10. VERSION « PERSONNE QUI VEUT PARAÎTRE INTELLIGENTE » #
« Marc Bloch, dans Apologie pour l’histoire (1949, posthume), écrit dans les conditions de la Résistance, a fondé l’historiographie moderne contre l’histoire-bataille. Fernand Braudel a théorisé les trois temporalités (longue durée, conjoncture, événement). Walter Benjamin, dans ses Thèses sur le concept d’histoire (1940), a posé que l’histoire est écrite par les vainqueurs et qu’il faut “brosser l’histoire à rebrousse-poil”. Paul Ricœur, dans La mémoire, l’histoire, l’oubli, distingue rigoureusement mémoire (vécue, subjective) et histoire (scientifique, distanciée). La rhétorique politique du “sens de l’histoire” est largement disqualifiée philosophiquement depuis. »

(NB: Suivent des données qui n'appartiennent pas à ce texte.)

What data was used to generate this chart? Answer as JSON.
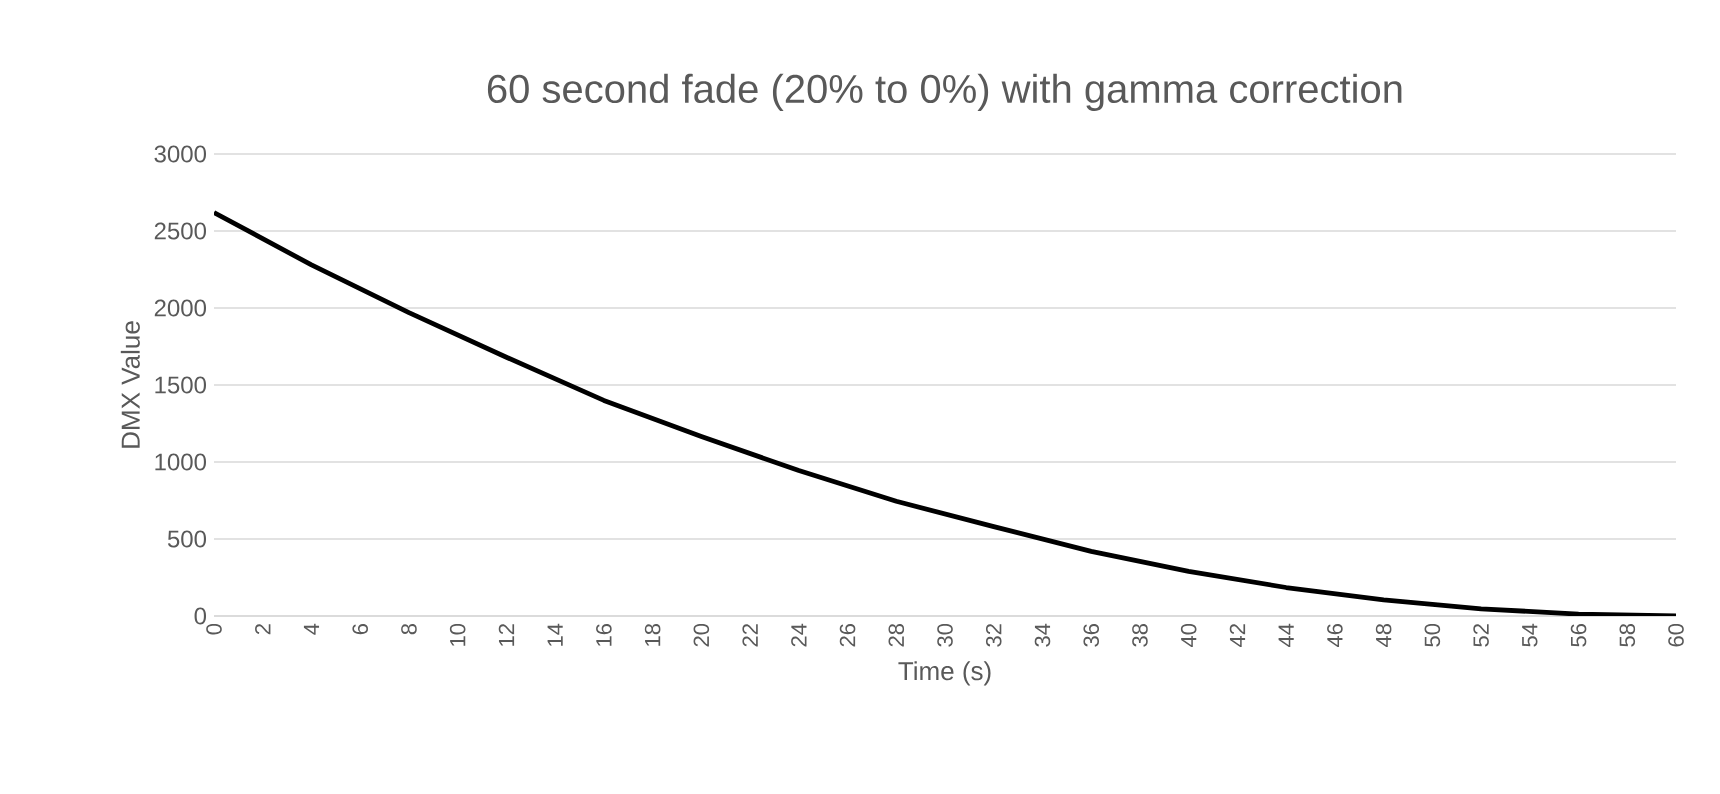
{
  "chart_data": {
    "type": "line",
    "title": "60 second fade (20% to 0%) with gamma correction",
    "xlabel": "Time (s)",
    "ylabel": "DMX Value",
    "x": [
      0,
      4,
      8,
      12,
      16,
      20,
      24,
      28,
      32,
      36,
      40,
      44,
      48,
      52,
      56,
      60
    ],
    "series": [
      {
        "color": "#000000",
        "values": [
          2620,
          2280,
          1970,
          1680,
          1400,
          1165,
          945,
          745,
          580,
          420,
          290,
          185,
          105,
          47,
          12,
          0
        ]
      }
    ],
    "xlim": [
      0,
      60
    ],
    "xticks": [
      0,
      2,
      4,
      6,
      8,
      10,
      12,
      14,
      16,
      18,
      20,
      22,
      24,
      26,
      28,
      30,
      32,
      34,
      36,
      38,
      40,
      42,
      44,
      46,
      48,
      50,
      52,
      54,
      56,
      58,
      60
    ],
    "ylim": [
      0,
      3000
    ],
    "yticks": [
      0,
      500,
      1000,
      1500,
      2000,
      2500,
      3000
    ],
    "grid": "y",
    "marker": "none",
    "line_style": "solid"
  }
}
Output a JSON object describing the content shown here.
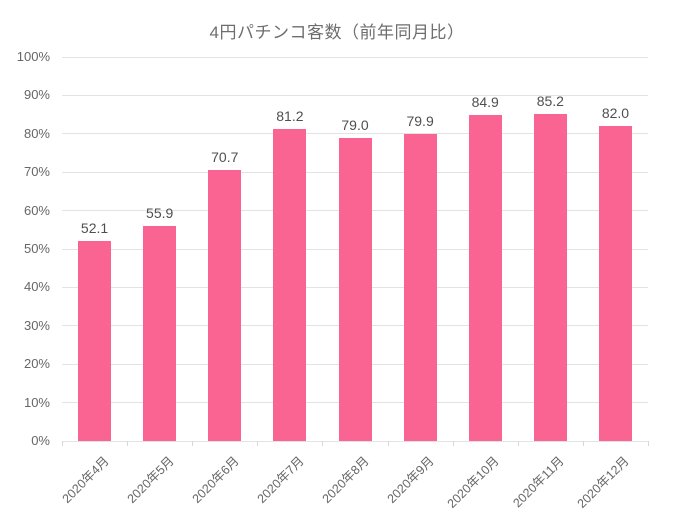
{
  "title": "4円パチンコ客数（前年同月比）",
  "colors": {
    "bar": "#fa6492",
    "title_text": "#6e6e6e",
    "axis_text": "#666666",
    "value_text": "#4f4f4f",
    "gridline": "#e3e3e3",
    "background": "#ffffff"
  },
  "chart_data": {
    "type": "bar",
    "title": "4円パチンコ客数（前年同月比）",
    "categories": [
      "2020年4月",
      "2020年5月",
      "2020年6月",
      "2020年7月",
      "2020年8月",
      "2020年9月",
      "2020年10月",
      "2020年11月",
      "2020年12月"
    ],
    "values": [
      52.1,
      55.9,
      70.7,
      81.2,
      79.0,
      79.9,
      84.9,
      85.2,
      82.0
    ],
    "value_labels": [
      "52.1",
      "55.9",
      "70.7",
      "81.2",
      "79.0",
      "79.9",
      "84.9",
      "85.2",
      "82.0"
    ],
    "xlabel": "",
    "ylabel": "",
    "ylim": [
      0,
      100
    ],
    "y_tick_step": 10,
    "y_tick_labels": [
      "0%",
      "10%",
      "20%",
      "30%",
      "40%",
      "50%",
      "60%",
      "70%",
      "80%",
      "90%",
      "100%"
    ],
    "grid": true,
    "legend": false,
    "bar_orientation": "vertical",
    "x_label_rotation_deg": -45
  }
}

11. ENTRÉE SATIRIQUE FINALE #
Histoire : suite des événements passés qu’on convoque pour justifier ce qu’on n’a pas envie d’expliquer aujourd’hui.
12. RÉSUMÉ DU LIEU COMMUN CENTRAL #
L’histoire jugera — c’est ce qu’on dit pour différer le jugement qu’on n’a pas envie de formuler maintenant.